Certified results show each candidate received 4,589 votes in the district in Smith and Jasper counties in south central Mississippi, a part of the state known for oil wells and watermelon fields.
A Tullos victory would have given the GOP a three-fifths supermajority of 74 seats in the 122-member House, which means, in theory, that Republicans could make decisions about taxes without seeking any help from Democrats. Republicans already have a supermajority in the 52-member state Senate, and Gov. Phil Bryant is Republican.
The National Conference of State Legislatures says 24 states have laws that say a tied legislative election is decided by drawing straws or by flipping a coin.

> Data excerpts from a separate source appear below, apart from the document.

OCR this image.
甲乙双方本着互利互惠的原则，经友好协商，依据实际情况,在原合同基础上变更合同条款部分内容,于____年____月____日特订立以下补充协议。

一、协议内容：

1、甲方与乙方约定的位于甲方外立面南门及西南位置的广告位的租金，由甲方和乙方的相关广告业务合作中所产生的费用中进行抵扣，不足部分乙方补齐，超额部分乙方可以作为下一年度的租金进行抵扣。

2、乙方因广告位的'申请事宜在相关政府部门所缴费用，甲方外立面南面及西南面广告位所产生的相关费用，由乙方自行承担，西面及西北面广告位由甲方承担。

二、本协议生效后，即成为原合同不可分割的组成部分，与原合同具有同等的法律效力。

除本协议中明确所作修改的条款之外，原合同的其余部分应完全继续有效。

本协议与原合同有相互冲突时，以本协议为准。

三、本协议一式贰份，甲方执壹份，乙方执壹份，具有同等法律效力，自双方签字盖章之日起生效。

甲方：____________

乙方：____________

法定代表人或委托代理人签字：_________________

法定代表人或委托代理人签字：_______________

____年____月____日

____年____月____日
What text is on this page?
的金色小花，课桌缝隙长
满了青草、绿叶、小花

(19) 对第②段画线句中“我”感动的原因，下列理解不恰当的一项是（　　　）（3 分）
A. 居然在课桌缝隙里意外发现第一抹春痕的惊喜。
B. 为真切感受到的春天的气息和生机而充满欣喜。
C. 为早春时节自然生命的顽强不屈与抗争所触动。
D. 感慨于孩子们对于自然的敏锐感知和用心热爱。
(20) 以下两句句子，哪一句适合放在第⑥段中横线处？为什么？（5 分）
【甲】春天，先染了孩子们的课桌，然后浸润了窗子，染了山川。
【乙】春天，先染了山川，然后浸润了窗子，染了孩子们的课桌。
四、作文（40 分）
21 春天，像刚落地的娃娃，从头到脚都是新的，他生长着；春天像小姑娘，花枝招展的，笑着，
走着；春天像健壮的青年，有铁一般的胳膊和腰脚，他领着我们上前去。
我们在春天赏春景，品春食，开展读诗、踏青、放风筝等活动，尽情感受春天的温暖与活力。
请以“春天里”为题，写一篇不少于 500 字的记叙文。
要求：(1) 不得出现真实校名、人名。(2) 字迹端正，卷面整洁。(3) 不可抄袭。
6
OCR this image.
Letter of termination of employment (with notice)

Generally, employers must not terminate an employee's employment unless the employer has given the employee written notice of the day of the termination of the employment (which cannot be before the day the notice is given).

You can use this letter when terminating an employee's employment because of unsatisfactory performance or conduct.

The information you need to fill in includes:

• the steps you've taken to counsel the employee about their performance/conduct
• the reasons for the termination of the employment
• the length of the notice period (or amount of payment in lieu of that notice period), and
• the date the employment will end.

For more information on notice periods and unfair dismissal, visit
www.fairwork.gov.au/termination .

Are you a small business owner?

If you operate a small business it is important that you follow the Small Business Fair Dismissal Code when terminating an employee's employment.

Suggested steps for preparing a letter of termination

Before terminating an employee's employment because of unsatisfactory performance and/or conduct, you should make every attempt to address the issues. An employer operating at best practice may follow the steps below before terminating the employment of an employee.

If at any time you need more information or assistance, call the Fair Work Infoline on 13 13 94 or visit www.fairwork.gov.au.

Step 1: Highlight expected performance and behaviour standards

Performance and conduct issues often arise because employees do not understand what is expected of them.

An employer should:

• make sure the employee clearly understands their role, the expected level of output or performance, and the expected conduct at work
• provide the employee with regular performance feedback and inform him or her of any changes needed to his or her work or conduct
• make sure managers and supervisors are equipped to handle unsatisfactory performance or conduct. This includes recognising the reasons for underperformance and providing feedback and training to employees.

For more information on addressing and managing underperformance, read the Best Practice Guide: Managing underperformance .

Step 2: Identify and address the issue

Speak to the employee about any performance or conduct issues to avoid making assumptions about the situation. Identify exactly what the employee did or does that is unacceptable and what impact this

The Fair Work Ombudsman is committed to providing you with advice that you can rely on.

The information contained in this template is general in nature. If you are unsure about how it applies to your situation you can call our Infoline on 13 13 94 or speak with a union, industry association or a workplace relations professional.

In Alaska in 2006, a coin flip broke the tie in a Democratic primary for a state House seat. An Alaska Mint medallion was used, with a walrus on the “heads” side and the State of Alaska seal—the fancy crest on paper, not the kind of seal that swims—on the “tails” side. Incumbent Rep. Carl Moses called “heads.” He lost the flip, and the primary, to challenger Bryce Edgmon, who is still in the House today.
In New Mexico, the current Senate minority whip, Republican William Payne of Albuquerque, won his first primary with a coin toss in 1996.
Connecticut rewrote its law in 2007 to eliminate the use of chance, such as a coin toss, to break a tie in a legislative primary. The change came a year after a coin toss decided the winner of a Democratic primary for a state House seat.
A game of chance can be used to decide other types of elections, as well. In a portion of Daviess County, Kentucky, in 2012, a coin toss broke a 21-21 tie in a local liquor election. The alcohol opponents won, and Graham Precinct remained dry.